I’m looking for a point and shoot style camera that takes amazing action photos. Currently I’m using a Canon SD890is and th e photos are a bit grainy for me. Waterproof is nice but not required. I do like Canons quite a lot because they handle low light conditions very well…and turns out that the beginning of many tri’s is in low light conditions.
I love the photos people take with the big SLR cameras. But these devices are too expensive, require additional components, and require me to carry around a man purse. I’m already weighed down enough with tri gear.
I always bring a camera in my transition bag and snap a bunch of photos. Or if I can convince someone to sit around and watch my races, I get them to take photos of me and my friends. Pretty standard stuff.
Sorry, they don’t make one that will compete. Just like using a cross bike in a triathlon…there’s trade offs. Figure your priorities…want good photos, then you need the tool for the job; a SLR with a fast lens to isolate action.
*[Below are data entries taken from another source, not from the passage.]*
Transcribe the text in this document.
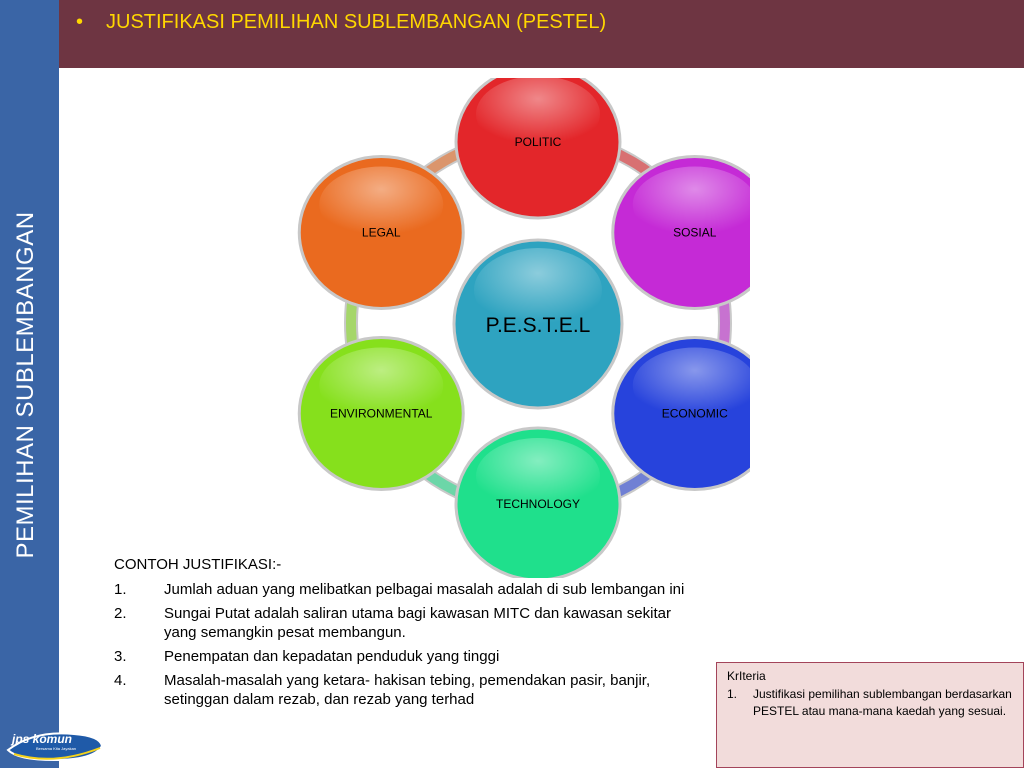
PEMILIHAN SUBLEMBANGAN
jps komun
Bersama Kita Jayakan
• JUSTIFIKASI PEMILIHAN SUBLEMBANGAN (PESTEL)
POLITIC
SOSIAL
ECONOMIC
TECHNOLOGY
ENVIRONMENTAL
LEGAL
P.E.S.T.E.L
CONTOH JUSTIFIKASI:-
1. Jumlah aduan yang melibatkan pelbagai masalah adalah di sub lembangan ini
2. Sungai Putat adalah saliran utama bagi kawasan MITC dan kawasan sekitar yang semangkin pesat membangun.
3. Penempatan dan kepadatan penduduk yang tinggi
4. Masalah-masalah yang ketara- hakisan tebing, pemendakan pasir, banjir, setinggan dalam rezab, dan rezab yang terhad
KrIteria
1. Justifikasi pemilihan sublembangan berdasarkan PESTEL atau mana-mana kaedah yang sesuai.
My brother recently bought a refurbished point-and-shoot Leica (I forget which model) and I was impressed with its capabilites. Unfortunately it locked up on him near the end of our Munich-to-Barcelona tour (too much moisture in his jersey pocket?). Here are the photos he’s uploaded so far - note: the last 3 are from my Canon Powershot A590IS since his had locked up by then.
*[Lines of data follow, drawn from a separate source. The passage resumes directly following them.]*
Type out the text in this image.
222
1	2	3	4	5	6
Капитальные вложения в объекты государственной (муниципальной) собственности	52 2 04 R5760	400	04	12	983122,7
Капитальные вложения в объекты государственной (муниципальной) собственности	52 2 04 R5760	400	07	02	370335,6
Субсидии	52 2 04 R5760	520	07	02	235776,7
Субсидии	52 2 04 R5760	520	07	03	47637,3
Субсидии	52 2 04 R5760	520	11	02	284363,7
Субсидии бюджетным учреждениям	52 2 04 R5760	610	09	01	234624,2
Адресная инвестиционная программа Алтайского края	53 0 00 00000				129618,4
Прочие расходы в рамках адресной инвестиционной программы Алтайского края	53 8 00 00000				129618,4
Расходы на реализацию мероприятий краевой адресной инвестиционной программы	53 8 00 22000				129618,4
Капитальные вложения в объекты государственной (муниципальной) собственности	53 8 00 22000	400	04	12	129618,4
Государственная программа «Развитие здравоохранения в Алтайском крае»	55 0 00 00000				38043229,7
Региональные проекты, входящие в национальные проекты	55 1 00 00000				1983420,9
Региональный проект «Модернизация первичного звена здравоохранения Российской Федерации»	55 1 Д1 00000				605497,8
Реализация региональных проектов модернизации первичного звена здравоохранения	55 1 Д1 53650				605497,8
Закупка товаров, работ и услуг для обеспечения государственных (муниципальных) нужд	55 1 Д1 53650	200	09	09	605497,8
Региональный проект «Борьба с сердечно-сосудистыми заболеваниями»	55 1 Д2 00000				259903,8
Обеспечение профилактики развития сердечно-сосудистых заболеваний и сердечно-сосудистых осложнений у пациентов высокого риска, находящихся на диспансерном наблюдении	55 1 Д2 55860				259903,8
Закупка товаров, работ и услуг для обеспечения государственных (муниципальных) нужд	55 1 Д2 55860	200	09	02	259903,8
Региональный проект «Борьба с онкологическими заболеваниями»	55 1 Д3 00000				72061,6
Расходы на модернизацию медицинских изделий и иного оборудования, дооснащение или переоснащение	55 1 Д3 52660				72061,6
Those are some great shots - props to the photographer!
I’ve always liked Leica rangefinders. I don’t know that I’d choose one as my primary camera for shooting sport, but as a vacation / point & shoot / static pose camera they’re an awesome choice.
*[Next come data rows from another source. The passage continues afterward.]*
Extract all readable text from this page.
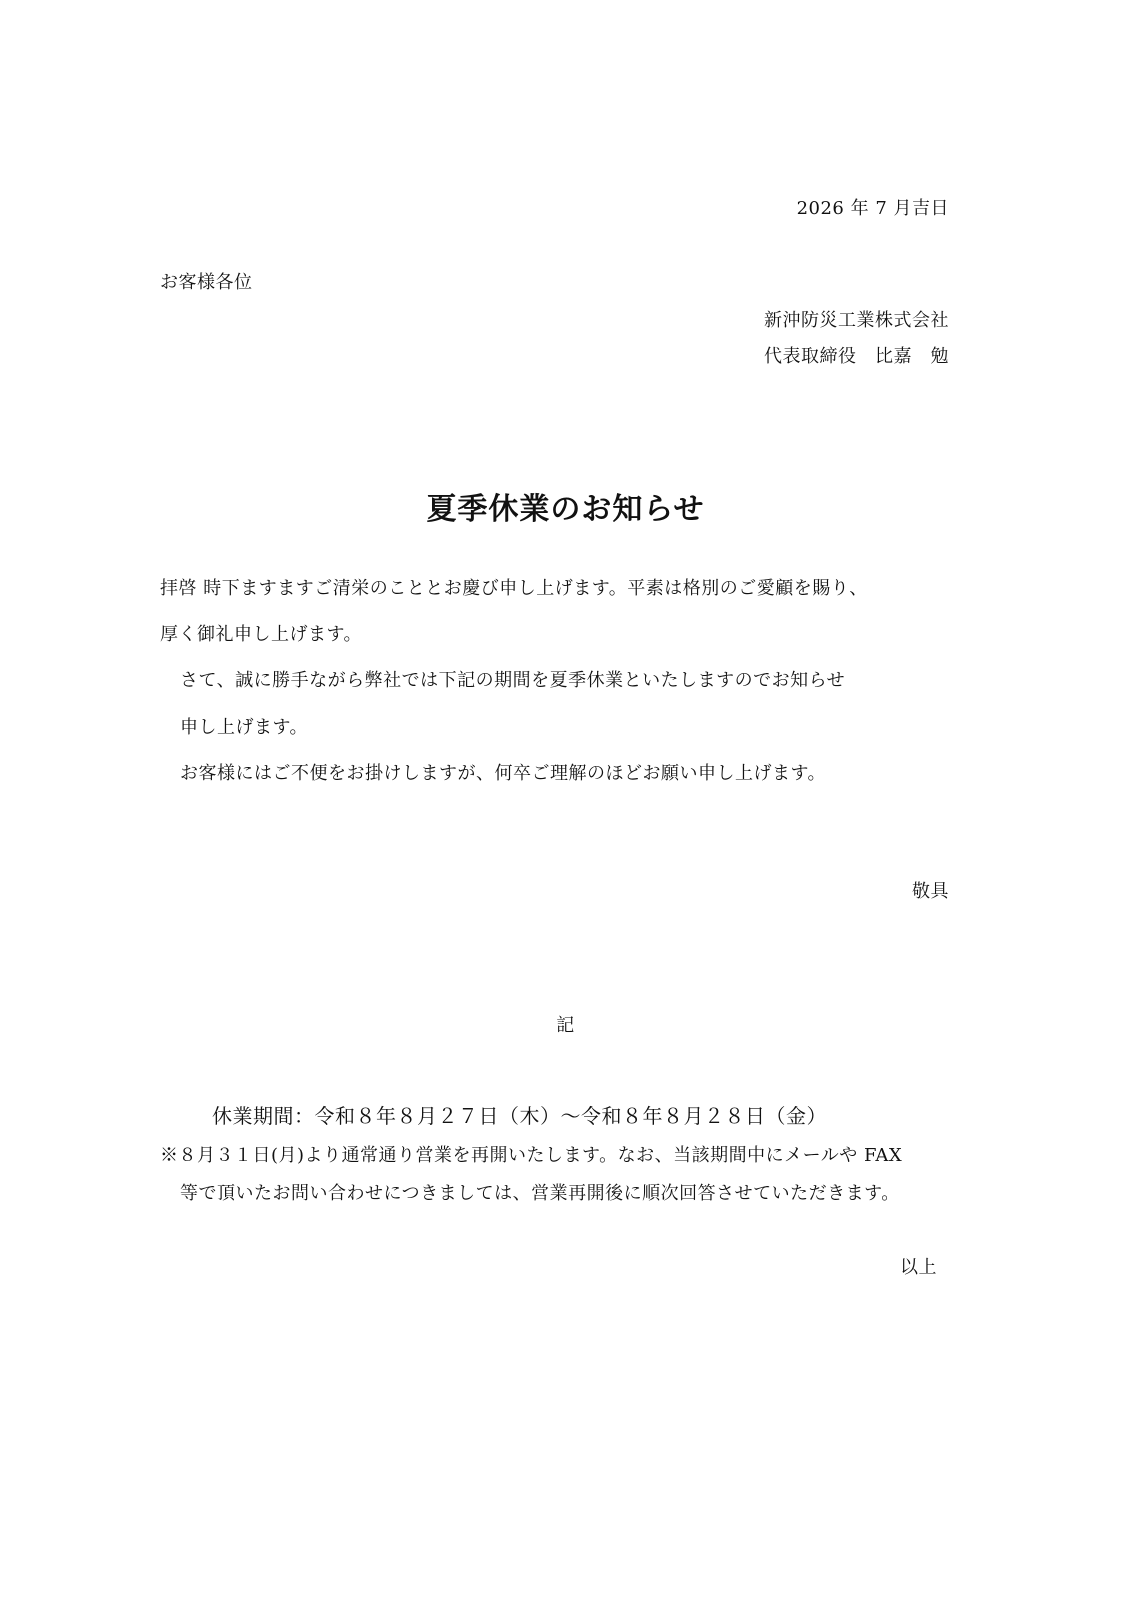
2026 年 7 月吉日
お客様各位
新沖防災工業株式会社
代表取締役　比嘉　勉
夏季休業のお知らせ
拝啓 時下ますますご清栄のこととお慶び申し上げます。平素は格別のご愛顧を賜り、
厚く御礼申し上げます。
さて、誠に勝手ながら弊社では下記の期間を夏季休業といたしますのでお知らせ
申し上げます。
お客様にはご不便をお掛けしますが、何卒ご理解のほどお願い申し上げます。
敬具
記
休業期間：令和８年８月２７日（木）～令和８年８月２８日（金）
※８月３１日(月)より通常通り営業を再開いたします。なお、当該期間中にメールや FAX
等で頂いたお問い合わせにつきましては、営業再開後に順次回答させていただきます。
以上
As been said, you need the right tool for the job. You want good action shots in low light- you are looking at a DSLR. In fact, the camera isn’t even that important compared to the issue of the lens. Start off with a nice 80-200/70-200 ish with a f/2.8 aperture. It’s the workhorse. And weighs almost as much as one…
As the others have said, you are asking for DSLR (or more importantly DSLR compatible lens)capabilities in a point and shoot which you will be hard to find. That 28-200 F2.8 lens is about the same price as cervelo S1 by the way.
What you can do however, is purchase some software which will get rid of that grain, or noise, for you. If you already have photoshop there are plugins available for under $50. Topaz Labs (topazlabs.com) has an outstanding noise removal software called Denoise. If you like, pm me one of your grainy photos and I will touch it up for you to give you an idea of what it is capable of.
You can have either small and compact, or the ability to take action shots. If you are fine with taking what I’ll term ‘triathlon landscapes’ you can get good quality from a higher-end point and shoot. These will be scenes- where almost everything is in focus from foreground to background.
If you want details from a distance, stopped action from far away, or a nice selective depth of field (blurring of background with sharp focus on the subject) you need the ability to put a longer lens on it.
This is b/c of the physics of the lens and it’s relation to the sensor size. With a smaller sensor (or film size) it is hard to get a large enough aperture to give you good shallow depth of field. The other side is that with the apertures being smaller it gives you a wider depth of field. This helps to ensure a wide focus range (sharp from foreground to background.) And because they don’t have that larger aperture, they are cheaper to make and more affordable.
The other issue is the focal length. The farther away you want to shoot from, the longer the lens you need. Don’t get sucked into believing what P&S ads say about digital zoom. It is worthless. And optical zooms take up a lot of space, losing some of the cameras compactness.
So you can have good scenics in a compact package, but not the action shots. THIS GOES FOR CAMERAS WITH INTERCHANGEABLE LENSES AS WELL. If you get a DSLR or something like the new Olympus mentioned above the whole thing can be relatively small if you only put a wide angle on it. But if you want to be able to shoot good action shots there’s no getting around having a long lens on that thing.
I have used point and shoot since digital became available (for work). When lens/pixel quality got reasonable, I found that my film camera went into a closet where it remains today. When I started shooting Tri photo’s, I found the point and shoot delay was very frustrating. I then went DSLR and have not looked back.
Look at this gallery (taken with Canon 20D with kit lenses).
You can get into that equipment today for $900 and it shoots HD video as well. Many point and shoot camera’s are pushing $500 now so I say think twice about what you can’t afford.
For point-n-shoots, stick with Canons. I’ve tried other brands, and frankly the Canons had the best lens quality. I’m using a A2100 IS 12.1MP right now when I don’t want to lug my SLR. It’s $200-250 online, a bit bulkier than some other PnS but has two critical advantages: it uses AA batteries (I use rechargables, and it’s easy/cheap to pack spares), and it has 6X optical zoom (I’ve found that 3X just leaves the subject being too small in the shot, especially when trying to shoot bikers).